Letzteres zu betonen ist keinesfalls ausschließlich einem albernen Wortspiel geschuldet, sondern dem hohen Anteil an Sexszenen dieses „Tatorts“, die meist reichlich unmotiviert erscheinen, bisweilen jedoch zumindest für einen gewissen Erotikfaktor sorgen (Szenen mit Romy, die es mit allem und jedem treibt), bisweilen aber auch nicht (Szenen mit Tobler und Berg, die es miteinander treiben).
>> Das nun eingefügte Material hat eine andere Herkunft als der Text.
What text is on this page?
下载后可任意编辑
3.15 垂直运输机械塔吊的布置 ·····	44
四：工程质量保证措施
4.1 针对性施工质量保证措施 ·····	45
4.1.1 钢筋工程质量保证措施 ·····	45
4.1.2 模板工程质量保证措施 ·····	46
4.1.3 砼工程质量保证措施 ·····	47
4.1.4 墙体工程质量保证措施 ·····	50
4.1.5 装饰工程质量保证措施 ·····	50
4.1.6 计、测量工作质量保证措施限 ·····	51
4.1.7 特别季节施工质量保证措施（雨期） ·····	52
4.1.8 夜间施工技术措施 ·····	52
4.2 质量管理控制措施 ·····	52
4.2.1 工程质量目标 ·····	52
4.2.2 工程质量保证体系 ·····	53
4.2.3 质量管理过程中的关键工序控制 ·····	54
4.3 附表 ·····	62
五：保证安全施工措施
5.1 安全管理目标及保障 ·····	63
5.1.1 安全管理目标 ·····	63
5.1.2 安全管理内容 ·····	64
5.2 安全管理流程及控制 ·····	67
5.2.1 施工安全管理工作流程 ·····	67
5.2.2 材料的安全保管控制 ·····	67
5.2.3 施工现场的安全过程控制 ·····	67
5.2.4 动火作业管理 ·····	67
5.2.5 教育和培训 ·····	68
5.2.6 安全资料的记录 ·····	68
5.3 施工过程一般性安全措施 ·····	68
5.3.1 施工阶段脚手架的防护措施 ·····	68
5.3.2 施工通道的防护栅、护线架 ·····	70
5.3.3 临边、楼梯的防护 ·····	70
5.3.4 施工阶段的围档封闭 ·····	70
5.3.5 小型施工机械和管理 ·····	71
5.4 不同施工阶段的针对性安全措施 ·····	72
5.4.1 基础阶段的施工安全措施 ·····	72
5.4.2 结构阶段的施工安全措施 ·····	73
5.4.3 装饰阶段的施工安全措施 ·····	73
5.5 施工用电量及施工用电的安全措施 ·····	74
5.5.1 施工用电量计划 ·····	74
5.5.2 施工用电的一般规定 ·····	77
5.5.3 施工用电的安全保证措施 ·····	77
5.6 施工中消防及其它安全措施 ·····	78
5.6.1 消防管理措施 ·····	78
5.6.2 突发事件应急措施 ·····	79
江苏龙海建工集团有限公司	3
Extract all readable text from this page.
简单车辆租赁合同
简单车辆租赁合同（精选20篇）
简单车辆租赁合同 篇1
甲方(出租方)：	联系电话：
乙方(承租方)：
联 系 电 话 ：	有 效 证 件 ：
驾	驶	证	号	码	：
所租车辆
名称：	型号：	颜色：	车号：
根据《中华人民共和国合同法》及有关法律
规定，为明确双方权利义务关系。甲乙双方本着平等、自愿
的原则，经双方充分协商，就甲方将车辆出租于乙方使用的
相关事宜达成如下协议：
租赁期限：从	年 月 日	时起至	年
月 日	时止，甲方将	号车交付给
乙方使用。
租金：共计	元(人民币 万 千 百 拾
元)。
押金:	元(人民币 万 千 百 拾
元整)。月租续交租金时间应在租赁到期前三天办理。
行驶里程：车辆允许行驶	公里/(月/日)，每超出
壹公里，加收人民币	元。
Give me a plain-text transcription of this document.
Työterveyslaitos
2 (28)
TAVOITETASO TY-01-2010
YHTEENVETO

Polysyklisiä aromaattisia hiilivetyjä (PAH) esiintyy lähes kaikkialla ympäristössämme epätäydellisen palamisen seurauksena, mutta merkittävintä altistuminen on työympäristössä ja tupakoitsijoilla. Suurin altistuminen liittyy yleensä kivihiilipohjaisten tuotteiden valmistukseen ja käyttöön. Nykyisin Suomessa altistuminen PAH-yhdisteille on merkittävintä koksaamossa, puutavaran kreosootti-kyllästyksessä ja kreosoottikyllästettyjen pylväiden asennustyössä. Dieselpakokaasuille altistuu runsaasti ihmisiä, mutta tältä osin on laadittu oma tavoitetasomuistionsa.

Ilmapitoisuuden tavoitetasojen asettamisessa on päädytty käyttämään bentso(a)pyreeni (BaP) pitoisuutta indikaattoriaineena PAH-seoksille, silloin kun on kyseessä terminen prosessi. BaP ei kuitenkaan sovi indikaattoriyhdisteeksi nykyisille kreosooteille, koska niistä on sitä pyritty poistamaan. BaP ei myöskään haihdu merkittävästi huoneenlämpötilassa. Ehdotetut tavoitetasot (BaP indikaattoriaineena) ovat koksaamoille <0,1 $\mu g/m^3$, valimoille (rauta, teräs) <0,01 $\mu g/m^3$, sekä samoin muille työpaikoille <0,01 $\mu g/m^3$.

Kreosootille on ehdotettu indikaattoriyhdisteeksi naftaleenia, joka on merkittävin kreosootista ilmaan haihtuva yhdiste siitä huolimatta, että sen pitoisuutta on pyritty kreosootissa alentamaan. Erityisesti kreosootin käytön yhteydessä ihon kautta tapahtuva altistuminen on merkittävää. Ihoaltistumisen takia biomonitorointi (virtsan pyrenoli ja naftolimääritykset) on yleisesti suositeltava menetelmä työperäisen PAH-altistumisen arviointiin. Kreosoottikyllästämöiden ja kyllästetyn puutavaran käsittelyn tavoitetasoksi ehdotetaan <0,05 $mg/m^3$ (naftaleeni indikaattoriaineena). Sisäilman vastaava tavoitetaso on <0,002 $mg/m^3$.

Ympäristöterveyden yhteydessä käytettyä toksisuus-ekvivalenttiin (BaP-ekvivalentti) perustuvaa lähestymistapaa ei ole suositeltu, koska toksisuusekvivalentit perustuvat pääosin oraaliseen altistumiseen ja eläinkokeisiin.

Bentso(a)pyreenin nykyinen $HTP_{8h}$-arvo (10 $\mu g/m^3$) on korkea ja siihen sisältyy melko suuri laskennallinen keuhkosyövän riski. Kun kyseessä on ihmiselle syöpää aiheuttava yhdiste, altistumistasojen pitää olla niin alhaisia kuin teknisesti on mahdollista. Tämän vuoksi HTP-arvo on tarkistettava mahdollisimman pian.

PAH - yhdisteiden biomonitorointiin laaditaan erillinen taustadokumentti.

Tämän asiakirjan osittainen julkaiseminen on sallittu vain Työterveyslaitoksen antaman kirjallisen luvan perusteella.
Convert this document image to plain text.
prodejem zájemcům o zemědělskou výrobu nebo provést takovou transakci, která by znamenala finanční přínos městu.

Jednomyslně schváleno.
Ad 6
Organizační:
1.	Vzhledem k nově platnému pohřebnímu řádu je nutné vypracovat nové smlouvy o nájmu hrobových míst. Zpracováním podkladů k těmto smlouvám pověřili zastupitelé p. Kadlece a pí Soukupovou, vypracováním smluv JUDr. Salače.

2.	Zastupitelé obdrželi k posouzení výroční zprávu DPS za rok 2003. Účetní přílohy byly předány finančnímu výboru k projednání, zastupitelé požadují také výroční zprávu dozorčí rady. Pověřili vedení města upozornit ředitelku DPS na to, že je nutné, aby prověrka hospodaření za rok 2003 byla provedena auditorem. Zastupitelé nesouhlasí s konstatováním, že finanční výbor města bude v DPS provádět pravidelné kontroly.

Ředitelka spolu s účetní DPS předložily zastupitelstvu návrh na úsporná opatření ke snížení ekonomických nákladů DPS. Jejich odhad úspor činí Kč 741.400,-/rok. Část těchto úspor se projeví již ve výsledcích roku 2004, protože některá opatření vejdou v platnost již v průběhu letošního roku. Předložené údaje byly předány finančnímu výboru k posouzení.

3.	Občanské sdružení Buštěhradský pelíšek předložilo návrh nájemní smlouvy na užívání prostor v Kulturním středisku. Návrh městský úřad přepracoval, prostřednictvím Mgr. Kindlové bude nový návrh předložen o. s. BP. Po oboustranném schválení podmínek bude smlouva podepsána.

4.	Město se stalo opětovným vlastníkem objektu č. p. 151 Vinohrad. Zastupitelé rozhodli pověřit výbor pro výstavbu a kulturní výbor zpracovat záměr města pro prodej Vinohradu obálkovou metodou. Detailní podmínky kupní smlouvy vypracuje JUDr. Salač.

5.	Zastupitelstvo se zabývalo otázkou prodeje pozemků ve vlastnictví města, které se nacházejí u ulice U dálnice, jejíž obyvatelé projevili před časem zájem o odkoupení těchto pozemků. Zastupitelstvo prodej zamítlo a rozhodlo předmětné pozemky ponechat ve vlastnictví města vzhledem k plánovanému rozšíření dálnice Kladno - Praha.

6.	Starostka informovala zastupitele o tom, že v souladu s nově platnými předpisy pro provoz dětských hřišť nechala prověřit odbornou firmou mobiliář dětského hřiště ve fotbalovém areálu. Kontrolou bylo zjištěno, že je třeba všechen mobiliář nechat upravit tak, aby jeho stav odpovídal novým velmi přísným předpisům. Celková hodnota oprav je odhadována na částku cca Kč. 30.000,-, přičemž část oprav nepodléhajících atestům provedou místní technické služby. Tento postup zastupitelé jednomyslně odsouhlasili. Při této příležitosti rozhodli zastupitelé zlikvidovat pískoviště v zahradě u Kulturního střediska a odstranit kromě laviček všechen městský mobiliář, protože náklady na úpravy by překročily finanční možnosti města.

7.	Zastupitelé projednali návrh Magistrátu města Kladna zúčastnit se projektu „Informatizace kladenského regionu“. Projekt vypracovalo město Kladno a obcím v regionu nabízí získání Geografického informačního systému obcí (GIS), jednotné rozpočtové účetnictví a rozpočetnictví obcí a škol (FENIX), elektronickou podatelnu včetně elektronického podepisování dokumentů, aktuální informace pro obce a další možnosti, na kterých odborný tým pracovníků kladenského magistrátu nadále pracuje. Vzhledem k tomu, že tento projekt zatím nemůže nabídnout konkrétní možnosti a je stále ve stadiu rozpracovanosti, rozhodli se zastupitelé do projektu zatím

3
Die Provokation des prüden und konservativen Anteils der Zuschauerschaft dürfte damit nichtsdestotrotz gelungen sein, die des nach einer nachvollziehbaren, plausiblen Handlung verlangenden jedoch ebenfalls: Nach einer langen Exposition, aus der kaum erkennbar wird, worum es überhaupt geht und die das Schäferstündchen der Kommissare miteinander wie einen Triumph hochhält, kommt es nicht nur zum Leichenfund und zum wenig erwachsenen oder empathischen Umgang Toblers und Bergs miteinander, sondern auch zur Entfaltung einer an den Haaren herbeigezogenen Handlung.

Diese Handlung taugt weder als Psychogramm einer Nymphomanin noch als Sozialdrama um eine Ex-Hure oder als Sittenbild einer beziehungsunfähigen Gesellschaft und schon gar nicht als Kriminalfilm. Sämtliche Aspekte werden nur unzureichend angerissen und gehen zwischen Party- und Suffszenen unter, für die die Karnevalsfeierlichkeiten als Begründung und Alibi herhalten müssen, jedoch komplett abtörnend und in ihrer Frequenz repetitiv, ermüdend und unglaubwürdig sind. Eine Identifikationsfigur gibt es nicht, nicht einmal Sympathieträger(innen), aber eben auch überhaupt nichts, an das sich irgendwie emotional andocken ließe. Die dramaturgisch hoffnungslos missglückte Auflösung funktioniert weder als Pointe noch als Überraschung, Bestätigung oder sonst irgendetwas und wird ebenso beiläufig zur Kenntnis genommen wie alles andere, so man denn bis dorthin durchgehalten hat. Die nervig tatterige Handkamera, der miese, schwerverständliche Ton und die von Filmmusikkomponist Jens Thomas höchstselbst gesungene, titelgebende Heinrich-Heine-Nummer „Ich hab im Traum geweinet“, die melancholisch und romantisch klingen soll, jedoch einfach nur prätentiös und schräg tönt, geben diesem „Tatort“ den Rest.